Benign Eyelid Lesions and Cysts
Benign eyelid tumours, cysts and blocked glands: a brief introduction
A wide range of benign tumours, cysts and blocked glands can form on the eyelids. Benign tumours are abnormal growths, but in general they do not invade or damage the surrounding tissue and therefore are not dangerous in the same way as malignant tumours which invade the surrounding tissue and sometimes can spread around the body. Cysts and blocked glands are fluid filled lumps under the eyelid skin that generally form from the glands that produce sweat or part of the tears.
Although these benign eyelid lesions do not generally cause damage to the surrounding tissue and certainly do not spread around the body, they can cause symptoms or the diagnosis be uncertain therefore surgical removal may be appropriate.
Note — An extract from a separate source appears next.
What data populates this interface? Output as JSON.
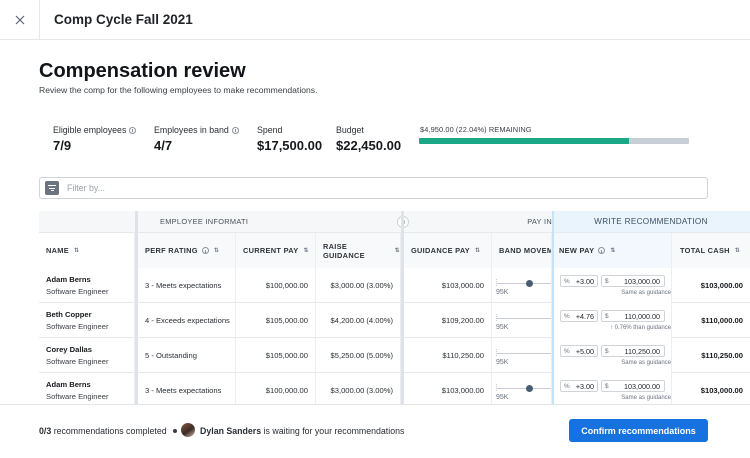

What symptoms can benign eyelid lesions cause?
- Irritation: benign eyelid lesions can cause a feeling of irritation around the eye
- Pressure: blocked glands can cause a feeling of pressure because of the build-up of fluid in the cyst.
- Cosmetic: benign eyelid lesions can be unsightly, particularly as the eyes and eyelids are highly visible parts of our body.
- Visual symptoms: large lesions or lesions that hang over the edge of the eyelid (such as skin tags) can get in the way of our vision. Some lesions can also exert slight pressure on the eye ball which can cause astigmatism which temporarily reduces vision
- Uncertainty and anxiety: sometimes it can be impossible to know if a lesion is benign or malignant. Therefore, removal may be preferred so that the lesion can be examined in the laboratory (histopathological examination) to determine exactly what it is. If it is a benign lesion this is very reassuring and if it is a malignant lesion a more extensive excision can be planned.
Do benign lesions need to be removed?
If a benign lesion is not causing any symptoms there is no need to remove it, unless there is uncertainty about the diagnosis (see above).
How are benign eyelid lesions removed?
Benign lesions are almost always removed surgically. This is usually a very minor daycase procedure. After a clinic assessment of the lesion, local anaesthetic eyedrops are instilled into the eye and local anaesthetic is injected into the skin around the lesion. These injections sting, rather like dental injections. The lesion is excised and sometimes a few small stitches are required to close the incision. You may have an eyepatch and some antibiotic cream to take home depending on the lesion and the surgery. Most lesions are sent for examination in the laboratory (histopathology) to be certain that they are benign.
What to expect after the operation
After the operation, you are likely to be aware of the following:
- Eyepad: if you do have an eyepad, I will advise you when you can remove it.
- Swelling and bruising: although removal of eyelid lesions is minor surgery, it can still cause swelling and bruising and even a ‘black eye’. This may be reduced by applying a small ice pack to the area for 20 minutes at a time, followed by a 20-minute period without the ice pack, three to four times a day for a few days after the surgery.
- Pain: this can usually be managed with paracetamol (Panadol®) or ibuprofen (Neurofen®).
- Eye cream: We may give you some antibiotic cream to use after the operation although not all operations require this.
- Stitches (sutures): if you do have stitches, we will make you a follow up appointment at which the skin sutures are likely to be removed. Sutures under the skin are left to dissolve.
What are the risks of surgery?
This is usually very low-risk surgery. But as with all surgery there are some risks:
- Scarring: I will aim to place all cuts in locations that are hidden by your natural skin creases and folds and to suture them in such a way as to minimise scarring, but you may be left with a tiny scar line.
- Infection of the wound (less than 1:100). This might require antibiotic treatment.
- Bleeding: Significant bleeding is very rare (<1:1000) but it is very common to have minor bleeding for a few hours or even a day or two afterwards particularly if you are on blood thinners.
- Recurrence of the lesion: most lesions do not recur after they have been removed, but on occasion benign lesions can come back, particularly if they have been incompletely removed.
- Temporary blurred vision: the swelling, excess tear production and antibiotic cream can all blur the vision a little.
Should I contact my medical team after the operation?
It is very rare to have any significant problems or complications after surgery to remove minor lesions but there are some things to look out for. If any of the following occur, you should contact the clinic or me.
- Reduced vision that is not just from the eye cream, i.e. if you blink a few times, the vision is still reduced.
- A very sore or light sensitive eye
- The eyelids do not close properly
- Infection: the eyelids become more red, sore, swollen and sticky
- Persistent bleeding that does not settle with an eyepad/pressure for a few hours.
Follow up and the multi-disciplinary team
The follow up will depend on the nature of the lesion and the surgery. If there are stitches we will make you an appointment to remove these 7-14 days after surgery. If the lesion has been sent for laboratory examination we will contact you to advise of the result as soon as we know.